First published in Profile, September Issue, Shōwa 9 (1934).
THE MONSTER OF THE LIGHTHOUSE
1
The mu
rky sky was covered by a veil of sea fog so typical of the North Pacific Ocean on that fateful night when, without any warning, the light of the Shiomaki Lighthouse suddenly disappeared. We were working in the marine laboratory on the other side of the bay.
Fishery laboratories and lighthouses don’t fall under the same jurisdiction, but our work had the sea in common, so we were on friendly terms with our neighbours in the lighthouse, in this region faraway removed from human society. In fact, as we were always peering into our microscopes to stare at fish eggs and assess the quality of kompu kelp, the reassuring sight of Shiomaki Lighthouse, which projected a gently shining ray of light over the wild seas at night, always comforted us. We had fostered a sense of admiration for our neighbours within. So when the night guard got laboratory director Azumaya and me out of our beds to tell us about the strange disappearance of the light, we set out along the dark beach path towards Cape Shiomaki with a sinking feeling in our stomachs.

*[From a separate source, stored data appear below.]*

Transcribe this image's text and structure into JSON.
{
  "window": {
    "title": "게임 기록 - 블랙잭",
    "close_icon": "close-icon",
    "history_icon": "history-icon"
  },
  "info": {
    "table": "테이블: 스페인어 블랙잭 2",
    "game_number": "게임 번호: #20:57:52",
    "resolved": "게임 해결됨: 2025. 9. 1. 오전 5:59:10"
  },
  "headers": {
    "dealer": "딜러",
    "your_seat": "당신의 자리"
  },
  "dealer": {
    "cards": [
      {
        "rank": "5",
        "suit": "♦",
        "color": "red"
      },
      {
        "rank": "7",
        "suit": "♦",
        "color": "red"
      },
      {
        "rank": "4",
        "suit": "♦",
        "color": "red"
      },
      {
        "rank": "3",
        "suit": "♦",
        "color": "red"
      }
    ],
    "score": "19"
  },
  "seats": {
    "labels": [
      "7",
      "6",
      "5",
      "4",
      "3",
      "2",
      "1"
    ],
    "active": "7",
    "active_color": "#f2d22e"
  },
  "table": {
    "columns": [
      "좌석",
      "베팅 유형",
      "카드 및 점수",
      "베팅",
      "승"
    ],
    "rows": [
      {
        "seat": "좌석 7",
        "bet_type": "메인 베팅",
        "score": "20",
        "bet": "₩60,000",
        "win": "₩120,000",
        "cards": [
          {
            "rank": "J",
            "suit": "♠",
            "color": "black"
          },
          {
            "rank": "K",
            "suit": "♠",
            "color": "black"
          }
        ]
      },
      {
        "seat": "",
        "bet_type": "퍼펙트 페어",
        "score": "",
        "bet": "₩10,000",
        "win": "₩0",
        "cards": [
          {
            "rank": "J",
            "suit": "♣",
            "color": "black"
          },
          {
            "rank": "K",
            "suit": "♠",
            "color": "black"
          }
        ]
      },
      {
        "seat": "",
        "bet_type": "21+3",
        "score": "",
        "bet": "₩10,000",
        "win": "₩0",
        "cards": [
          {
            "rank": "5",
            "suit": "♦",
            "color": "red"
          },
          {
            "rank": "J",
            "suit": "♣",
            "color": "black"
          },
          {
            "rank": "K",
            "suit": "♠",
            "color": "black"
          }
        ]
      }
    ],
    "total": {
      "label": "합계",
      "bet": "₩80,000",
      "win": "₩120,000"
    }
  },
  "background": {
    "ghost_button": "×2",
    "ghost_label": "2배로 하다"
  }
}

Cape Shiomaki jutted out into the sea for about half a nautical mile, surrounded by many reefs. At a point several miles north of the cape, a cold current moving south from the Kuril Islands along the Sanriku coast comes into contact with a warm current moving in a northerly direction. At that location, those currents are transformed into a ferocious undercurrent flowing into the reef area of Cape Shiomaki. Blocked by countless projections on the sea floor, the undercurrent breaks up and suddenly rises to the surface. If you were to take a look at the sea surface, you’d see multiple streams silently racing against each other. That was why there were disproportionately many accidents here on densely foggy nights and sailors feared the place, calling it the Demon’s Cape.